26 Nisan 2011 Salı

ŞENER ÖZMEN@STUTTGARTER ZEITUNG

Die Verhältnisse zum Tanzen bringen
Artikel aus der STUTTGARTER ZEITUNG vom 23.04.2011

Ausstellung Das Stuttgarter Künstlerhaus zeigt Werke von Nevin Aladag und Sener Özmen. Von Dietrich Heißenbüttel
Stürzt sich da einer zum Fenster raus? Nein, es ist nur ein Anzug, der kopfüber aus der vierten Etage des Stuttgarter Künstlerhauses hängt, das jetzt eine Ausstellung mit Werken zweier türkischer Künstler zeigt.

Oben im Künstlerhaus angekommen, blickt der Betrachter dann zunächst in einen Rückspiegel: "Can we live together like a melody" steht darauf geschrieben - eine Liedzeile. Musik, öffentlicher Raum und die sozialen Beziehungen: in diesem Kräftefeld bringt Nevin Aladag die Verhältnisse durcheinander. Sie lässt Spielzeug-Straßenkreuzer tanzen, hängt eine ramponierte Discokugel über eine Gitarre oder fotografiert ein Schlagzeug im Schneeregen. Für das Video "Hochparterre" hat sie Bewohner der Naunynstraße in Kreuzberg befragt. Deren Antworten mimt aber immer ein- und dieselbe Schauspielerin, auch wenn die Stimme in Realität einem schnoddrigen Berliner Bass gehört. In "City Language" lässt die in Stuttgart aufgewachsene Künstlerin die Stadt Istanbul selbst auf Instrumenten spielen: Tauben picken auf einer Baglama herum, ein Tamburin fährt Wasserski, Klanghölzer poltern eine Treppe hinunter, eine Flöte, aus dem Autofenster gehalten, macht von allein Musik.

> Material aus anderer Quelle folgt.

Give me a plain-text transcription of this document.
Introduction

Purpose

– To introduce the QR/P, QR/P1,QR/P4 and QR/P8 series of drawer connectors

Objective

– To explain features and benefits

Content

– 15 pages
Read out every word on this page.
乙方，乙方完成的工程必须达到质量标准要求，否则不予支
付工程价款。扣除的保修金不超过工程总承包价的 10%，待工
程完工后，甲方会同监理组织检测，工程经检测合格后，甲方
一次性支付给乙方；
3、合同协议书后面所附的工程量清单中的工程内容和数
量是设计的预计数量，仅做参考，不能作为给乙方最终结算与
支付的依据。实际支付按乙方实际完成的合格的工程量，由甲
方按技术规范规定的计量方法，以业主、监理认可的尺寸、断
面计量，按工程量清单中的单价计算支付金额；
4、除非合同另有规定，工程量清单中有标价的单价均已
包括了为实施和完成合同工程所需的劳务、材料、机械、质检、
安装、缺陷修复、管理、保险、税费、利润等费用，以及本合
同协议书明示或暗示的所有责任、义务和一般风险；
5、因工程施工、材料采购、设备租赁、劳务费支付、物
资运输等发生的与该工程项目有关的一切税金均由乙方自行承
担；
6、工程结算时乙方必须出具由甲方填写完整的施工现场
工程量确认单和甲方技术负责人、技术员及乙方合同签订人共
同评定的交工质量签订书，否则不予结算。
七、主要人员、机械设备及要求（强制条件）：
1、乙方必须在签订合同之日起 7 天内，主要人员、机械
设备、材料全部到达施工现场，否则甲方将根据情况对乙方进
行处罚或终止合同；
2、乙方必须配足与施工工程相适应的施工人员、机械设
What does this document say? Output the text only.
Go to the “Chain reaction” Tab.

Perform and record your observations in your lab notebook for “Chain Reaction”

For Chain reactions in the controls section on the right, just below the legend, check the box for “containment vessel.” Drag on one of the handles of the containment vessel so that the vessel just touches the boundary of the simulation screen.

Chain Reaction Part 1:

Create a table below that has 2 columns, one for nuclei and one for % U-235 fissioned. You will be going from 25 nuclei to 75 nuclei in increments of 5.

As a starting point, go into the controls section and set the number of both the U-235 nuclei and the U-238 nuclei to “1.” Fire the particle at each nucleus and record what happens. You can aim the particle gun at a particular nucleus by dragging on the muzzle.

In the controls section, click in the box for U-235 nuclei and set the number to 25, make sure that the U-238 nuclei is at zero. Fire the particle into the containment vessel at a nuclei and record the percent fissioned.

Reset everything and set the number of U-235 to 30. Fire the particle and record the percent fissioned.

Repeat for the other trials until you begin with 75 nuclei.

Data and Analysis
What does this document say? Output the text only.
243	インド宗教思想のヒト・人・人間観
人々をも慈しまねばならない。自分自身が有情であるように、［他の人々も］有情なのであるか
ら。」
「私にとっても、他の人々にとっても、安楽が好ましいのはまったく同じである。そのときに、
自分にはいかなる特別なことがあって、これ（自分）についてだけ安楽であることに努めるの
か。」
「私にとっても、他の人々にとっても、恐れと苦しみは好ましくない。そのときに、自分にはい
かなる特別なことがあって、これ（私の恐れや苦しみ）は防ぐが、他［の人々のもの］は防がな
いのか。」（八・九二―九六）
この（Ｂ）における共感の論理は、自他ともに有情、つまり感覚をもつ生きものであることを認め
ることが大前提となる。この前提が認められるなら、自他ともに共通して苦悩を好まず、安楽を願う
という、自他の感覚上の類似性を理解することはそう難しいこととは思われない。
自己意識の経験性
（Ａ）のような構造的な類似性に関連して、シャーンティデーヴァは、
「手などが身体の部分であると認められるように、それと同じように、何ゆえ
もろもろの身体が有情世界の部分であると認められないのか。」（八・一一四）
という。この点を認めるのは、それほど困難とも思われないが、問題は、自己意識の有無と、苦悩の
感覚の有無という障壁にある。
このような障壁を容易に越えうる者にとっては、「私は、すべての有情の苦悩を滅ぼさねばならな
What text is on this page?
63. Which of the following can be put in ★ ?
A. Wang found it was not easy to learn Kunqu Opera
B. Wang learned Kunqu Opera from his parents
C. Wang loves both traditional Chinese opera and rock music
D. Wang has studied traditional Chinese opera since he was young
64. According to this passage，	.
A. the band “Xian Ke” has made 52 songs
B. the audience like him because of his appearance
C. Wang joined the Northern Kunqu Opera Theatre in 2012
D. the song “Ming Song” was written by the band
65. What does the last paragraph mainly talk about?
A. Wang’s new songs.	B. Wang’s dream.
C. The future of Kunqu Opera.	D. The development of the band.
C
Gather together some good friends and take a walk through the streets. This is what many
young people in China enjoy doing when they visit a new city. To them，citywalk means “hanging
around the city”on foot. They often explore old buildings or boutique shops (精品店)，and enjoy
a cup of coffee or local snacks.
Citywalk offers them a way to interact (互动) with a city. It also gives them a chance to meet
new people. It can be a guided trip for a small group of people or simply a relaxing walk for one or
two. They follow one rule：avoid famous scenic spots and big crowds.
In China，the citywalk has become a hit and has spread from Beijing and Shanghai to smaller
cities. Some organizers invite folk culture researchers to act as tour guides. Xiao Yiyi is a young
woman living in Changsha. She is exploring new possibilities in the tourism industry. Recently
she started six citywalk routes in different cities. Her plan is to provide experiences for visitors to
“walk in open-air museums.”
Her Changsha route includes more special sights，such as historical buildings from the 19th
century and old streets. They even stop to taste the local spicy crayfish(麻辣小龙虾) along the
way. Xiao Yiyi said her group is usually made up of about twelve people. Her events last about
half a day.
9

Die Zurna taucht auch bei Sener Özmen, dem zweiten Künstler der Schau, wieder auf: In einem von vier Videos mit enigmatischen Schlüsselszenen aus dem Leben des kurdischen Künstlers, die er mit Cengiz Tekin gedreht hat, laufen zwei Musiker über ein Feld. In einem anderen tritt ein älterer Mann auf eine Terrasse in Diyarbakir und applaudiert - im Ernst oder voll Ironie? - der Stadt. Einen zuweilen grimmigen Humor beweist Özmen durchaus, wenn er sich selbst als Supermuslim darstellt, der sein rotes Mäntelchen als Gebetsteppich auslegt. Oder wenn er vier Männer beim Fahnenappell zeigt, die vor lauter Hochstarren eine Halsstütze tragen müssen. Aber er übt auch bittere Kritik in einer Arbeit im Zentrum des Saals, der man sich schon akustisch nicht entziehen kann: Zwei Mädchen singen eine kurdische Volksweise, gestört von der türkischen Nationalhymne. Zusehends verunstalten blaue Flecken und blutige Nasen die Kindergesichter.

Özmen lebt in der überwiegend kurdischen Stadt Diyarbakir, er weiß, wovon er spricht. Als Künstler hat er es dort doppelt schwer. Özmen ist auch Autor - einige Exemplare seiner Bücher liegen in einer Vitrine bereit, darunter ein interessantes Ausmalbuch. Ein anderes Werk hat das Künstlerhaus anlässlich seiner ersten Einzelausstellung in Deutschland neu aufgelegt. Es handelt von einem gewissen Abdülbaki, der die britische Skandalkünstlerin Tracey Emin entführen will. Özmen schreibt auch auf Kurdisch und übersetzt hin und her - in der Türkei ein Politikum, für den Künstler ein Weg, sich mit seiner Umgebung auseinanderzusetzen. Einen hochfliegenden Entwicklungsplan für Südostanatolien ironisiert er mit einem Spruch des Philosophen Heraklit, der gesagt hat: "Man kann nicht zweimal in denselben Fluss steigen" - und auf Özmens Foto steht ein Mann in den Fluten des Tigris, dahinter am Ufer ein Römer.

Auch für Nevin Aladag wäre die Zuschreibung als "türkische Künstlerin" viel zu einfach, wie die Künstlerin selbst deutlich macht, indem sie Orientteppich-Muster zu einem Baseballfeld zusammensetzt.

Bis zum 29. Mai im Stuttgarter Künstlerhaus

in der Reuchlinstraße. Geöffnet Mittwoch bis Sonntag von 15 bis 19 Uhr.